Water footprints in the context of strategy
I am convinced that water footprinting has not played out as intended and, in particular, its role in informing corporate water strategies.
A brief recap from the beginning.
As most practitioners know, virtual water or embedded water was a concept introduced by Dr Tony Allan. It is the “hidden flow of water in food or other commodities are traded from one place to another.”
“It was this logic that enabled Tony Allan to challenge the then prevailing thesis that the wars in the next century will be fought over water.”
Dr Allan was awarded the Stockholm Water Prize in 2008 for his revolutionary virtual water concept. Dr Allan coined the term virtual water in 1993 when he researched trade figures of Middle Eastern states to conclude that this water-scarce region was only able to survive through large quantities of food imports in grain, livestock etc.
Thus, the region was not dependent on its own scarce water resources but could purchase water already embedded in agricultural produce. It was this logic that enabled Tony Allan to challenge the then prevailing thesis that the wars in the next century will be fought over water.
The work of Dr Allan was built upon by Arjen Hoekstra, a professor at the University of Twente who also pioneered the concept of the water footprint. His work drew attention to the hidden water use associated with a range of activities and continues to have a profound effect both on scholarship and on environmental policy and activism. Tragically, Dr Hoekstra passed away in November 2019.
I bring up the groundbreaking work of Dr Allan and Dr Hoekstra to put it in the context of corporate water strategies.
I recently published an article titled, Water Footprint versus Water Handprint and hopefully made the case that if we are going to accelerate solutions to solve water, we should be focusing more on the "handprint" of the private sector.
To recap the article, corporate water stewardship is dominated by water footprint strategies such as replenish, water neutral, water positive. While carbon and climate strategies lend themselves to a strategy to become “neutral” or “positive’ with respect to emissions across a company’s value chain, this does not translate well to water.
The reasons are straight forward: carbon is fungible (a ton of carbon in the US is the same as it is elsewhere) and carbon does not have multiple dimensions, unlike water which has economic, environmental, social and spiritual dimensions.
“We will not solve water scarcity and quality challenges by focusing on reducing corporate water footprints.”

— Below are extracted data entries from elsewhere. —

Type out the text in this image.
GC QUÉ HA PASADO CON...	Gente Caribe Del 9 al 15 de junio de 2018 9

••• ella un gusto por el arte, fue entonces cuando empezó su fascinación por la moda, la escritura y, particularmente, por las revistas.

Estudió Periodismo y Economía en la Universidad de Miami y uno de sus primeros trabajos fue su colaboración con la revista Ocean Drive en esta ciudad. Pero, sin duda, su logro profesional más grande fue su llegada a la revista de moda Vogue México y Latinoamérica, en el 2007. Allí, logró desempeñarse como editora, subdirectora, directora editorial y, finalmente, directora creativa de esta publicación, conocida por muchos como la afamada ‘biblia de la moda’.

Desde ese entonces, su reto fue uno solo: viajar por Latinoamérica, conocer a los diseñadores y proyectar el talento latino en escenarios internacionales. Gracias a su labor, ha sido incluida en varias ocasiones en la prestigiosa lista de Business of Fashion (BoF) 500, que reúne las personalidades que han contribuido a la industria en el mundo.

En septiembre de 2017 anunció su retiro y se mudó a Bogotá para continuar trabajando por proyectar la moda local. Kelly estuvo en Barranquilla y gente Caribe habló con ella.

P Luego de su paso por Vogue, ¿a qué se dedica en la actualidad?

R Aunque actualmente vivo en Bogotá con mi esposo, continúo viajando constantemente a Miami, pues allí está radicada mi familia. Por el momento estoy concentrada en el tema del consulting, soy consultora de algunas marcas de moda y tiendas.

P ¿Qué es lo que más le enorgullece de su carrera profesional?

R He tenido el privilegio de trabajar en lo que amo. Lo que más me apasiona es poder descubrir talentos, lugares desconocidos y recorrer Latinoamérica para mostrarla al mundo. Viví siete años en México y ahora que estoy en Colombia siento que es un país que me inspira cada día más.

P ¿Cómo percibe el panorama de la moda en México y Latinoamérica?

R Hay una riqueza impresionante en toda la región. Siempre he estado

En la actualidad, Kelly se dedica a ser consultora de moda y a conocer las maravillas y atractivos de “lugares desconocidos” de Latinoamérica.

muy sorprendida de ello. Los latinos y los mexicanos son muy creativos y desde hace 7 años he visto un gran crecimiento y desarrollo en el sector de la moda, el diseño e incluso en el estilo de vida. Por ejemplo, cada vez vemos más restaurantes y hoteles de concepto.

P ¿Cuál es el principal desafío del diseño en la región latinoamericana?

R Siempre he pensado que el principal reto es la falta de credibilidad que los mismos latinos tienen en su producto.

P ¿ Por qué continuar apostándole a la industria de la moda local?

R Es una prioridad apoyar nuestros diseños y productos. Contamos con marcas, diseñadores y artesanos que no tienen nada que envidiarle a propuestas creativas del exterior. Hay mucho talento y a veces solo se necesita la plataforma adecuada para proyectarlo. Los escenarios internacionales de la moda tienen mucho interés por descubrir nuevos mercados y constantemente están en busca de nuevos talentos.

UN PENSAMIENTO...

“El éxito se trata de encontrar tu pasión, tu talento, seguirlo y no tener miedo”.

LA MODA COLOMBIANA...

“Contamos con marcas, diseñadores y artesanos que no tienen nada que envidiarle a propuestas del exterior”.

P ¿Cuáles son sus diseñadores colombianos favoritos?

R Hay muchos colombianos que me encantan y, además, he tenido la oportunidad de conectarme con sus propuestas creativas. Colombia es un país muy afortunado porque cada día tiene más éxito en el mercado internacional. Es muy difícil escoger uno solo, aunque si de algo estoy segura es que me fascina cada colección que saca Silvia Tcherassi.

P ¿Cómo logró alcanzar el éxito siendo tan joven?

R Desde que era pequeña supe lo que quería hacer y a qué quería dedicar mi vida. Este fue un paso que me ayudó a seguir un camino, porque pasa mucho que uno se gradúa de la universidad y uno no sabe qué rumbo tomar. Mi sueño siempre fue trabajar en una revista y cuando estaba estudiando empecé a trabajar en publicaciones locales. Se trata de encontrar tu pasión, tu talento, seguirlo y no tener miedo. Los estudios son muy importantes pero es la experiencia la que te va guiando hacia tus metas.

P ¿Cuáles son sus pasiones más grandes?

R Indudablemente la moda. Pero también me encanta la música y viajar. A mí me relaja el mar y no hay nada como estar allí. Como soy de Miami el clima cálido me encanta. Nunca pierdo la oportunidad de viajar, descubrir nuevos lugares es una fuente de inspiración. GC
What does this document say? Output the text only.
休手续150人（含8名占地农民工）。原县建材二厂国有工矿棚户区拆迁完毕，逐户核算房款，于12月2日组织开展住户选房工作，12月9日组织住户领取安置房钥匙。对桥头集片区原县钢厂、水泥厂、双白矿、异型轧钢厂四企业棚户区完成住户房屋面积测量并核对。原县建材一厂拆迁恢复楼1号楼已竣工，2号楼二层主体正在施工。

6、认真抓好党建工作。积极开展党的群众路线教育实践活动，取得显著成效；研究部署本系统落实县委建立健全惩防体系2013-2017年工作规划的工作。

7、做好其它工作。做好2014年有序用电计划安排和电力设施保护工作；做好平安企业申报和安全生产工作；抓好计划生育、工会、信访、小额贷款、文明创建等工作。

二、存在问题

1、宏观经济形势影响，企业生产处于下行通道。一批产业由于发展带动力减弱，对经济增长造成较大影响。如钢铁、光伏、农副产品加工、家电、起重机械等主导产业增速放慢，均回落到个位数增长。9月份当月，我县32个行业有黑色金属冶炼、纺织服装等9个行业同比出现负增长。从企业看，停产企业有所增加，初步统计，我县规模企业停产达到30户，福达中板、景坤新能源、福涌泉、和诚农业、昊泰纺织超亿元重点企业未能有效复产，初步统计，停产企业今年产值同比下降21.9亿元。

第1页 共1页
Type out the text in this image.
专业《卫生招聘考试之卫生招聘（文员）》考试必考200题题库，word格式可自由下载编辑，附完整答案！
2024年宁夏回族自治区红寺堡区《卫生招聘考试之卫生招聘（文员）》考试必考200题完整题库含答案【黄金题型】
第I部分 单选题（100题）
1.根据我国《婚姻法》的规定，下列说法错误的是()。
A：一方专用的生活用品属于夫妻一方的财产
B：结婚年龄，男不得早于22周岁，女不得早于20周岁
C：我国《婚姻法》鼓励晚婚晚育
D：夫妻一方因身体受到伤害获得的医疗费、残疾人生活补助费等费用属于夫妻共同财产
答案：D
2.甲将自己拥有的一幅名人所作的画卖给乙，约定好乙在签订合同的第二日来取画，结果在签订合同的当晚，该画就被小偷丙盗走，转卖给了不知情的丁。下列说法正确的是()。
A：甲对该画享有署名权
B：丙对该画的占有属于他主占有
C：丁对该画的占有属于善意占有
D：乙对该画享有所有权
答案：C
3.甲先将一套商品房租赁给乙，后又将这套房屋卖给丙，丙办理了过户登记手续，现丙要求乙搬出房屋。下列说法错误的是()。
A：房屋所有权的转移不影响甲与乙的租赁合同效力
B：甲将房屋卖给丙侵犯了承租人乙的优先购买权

We will not solve water scarcity, water quality and access to safe drinking water, sanitation and hygiene challenges by only or over-focusing on reducing corporate water footprints. Water reduction goals are not enough.
While helpful in understanding water risk across a company’s value chain and engaging in collective actions within watersheds, this framework, in general, ignores the real potential of the private sector as a key stakeholder in solving water issues (From Corporate Water Risk to Value Creation).
The role of the private sector
The real value of the private sector is as a key stakeholder in driving innovation: identifying and scaling innovative technologies, business models, financing and partnerships. It is viewing water as not just a risk but a business opportunity that creates business and societal value.
This is shifting from evaluating and developing supply chains based on the footprint of water, to actively playing a hand in driving innovation: the handprint.
A couple of examples:
- AB InBev 100+ Accelerator - The 100+ Sustainability Accelerator will aim to solve 100+ challenges by 2025. The 100+ Sustainability Accelerator will run annual boot camps in nine markets followed by a 10-week program for select entrepreneurs to test and scale solutions.
“Through the 100+ program, we will leverage our global reach and resources to accelerate progress toward the SDGs and our 2025 Sustainability Goals. And we are excited to work with all these innovating partners,” said Carlos Brito, CEO, AB InBev
- Emerald Technology Ventures- launched a water impact fund with strategic investors SKion Water, Ecolab and Microsoft. The fund will invest in early- to expansion-stage companies globally to drive critical innovation and its adoption in the water space.
The bottom line is that AB InBev, Microsoft and Ecolab are doing more than engaging in water stewardship. They are leveraging their know-how, talent, brands and funds to solve water.
I am not a fan of pledges. I am a supporter of action and innovation.